This is really a simple concept: cagers can't collide with you if they aren't anywhere close to you. So, as much as you can, ride where the traffic isn't.
But you might want a little more detail.
I think that cagers and bikers will agree traffic sucks. It's slow, there are impatient drivers everywhere, and it gets dangerous quick. Driving a car at any time, as you know, sucks. A little traffic might make it suck a little more, but you've still got that baseline level of suck even in light traffic.
Riding a motorcycle, on the other hand, is always awesome. However, bad traffic has a definite, negative impact on the quality of the ride. So although it's always better than a car, some rides are certainly less enjoyable than others.
Which is where the logic of my route selection comes in. In a car, along with millions of other drivers, I almost always choose the shortest, most direct, or simply fastest route.
On the bike, I choose the route with the least traffic on it, even if riding that route takes more time than the direct route. I enjoy riding, so a little more time on the bike is hardly a bad thing. And staying out of traffic increases my enjoyment of the ride, while decreasing my chances of getting creamed by an inattentive asshat watching a movie in his or her SUV.
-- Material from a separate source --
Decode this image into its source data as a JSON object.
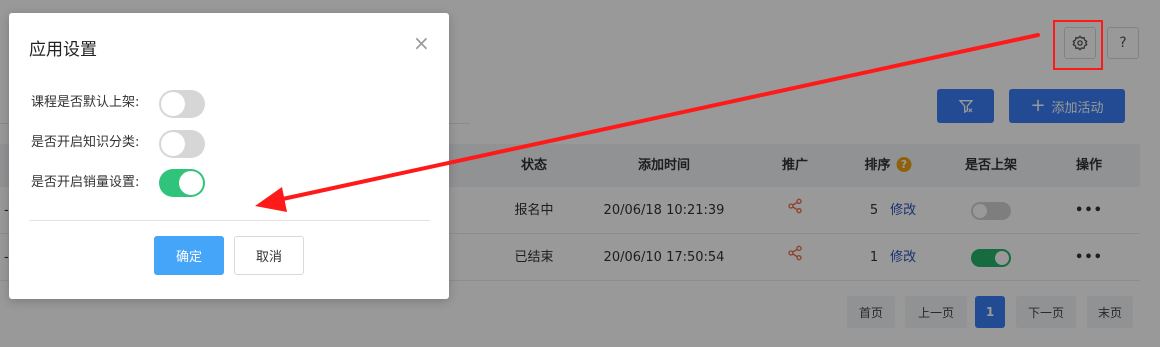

There is a route I can take home from work, for example, that cuts five to ten minutes off of my ride. The downside is that the on ramp takes me straight into a nasty snarl of traffic that, frankly, stresses me out. I've witnessed several accidents and had too many close calls to feel comfortable riding there. So I take the slower way, with fewer cars on it, and have more fun.
To summarize all this: when choosing your route, choose the path of least resistance. If you are able, just stay away from traffic. Allow a little more time, if you need to. It's worth it.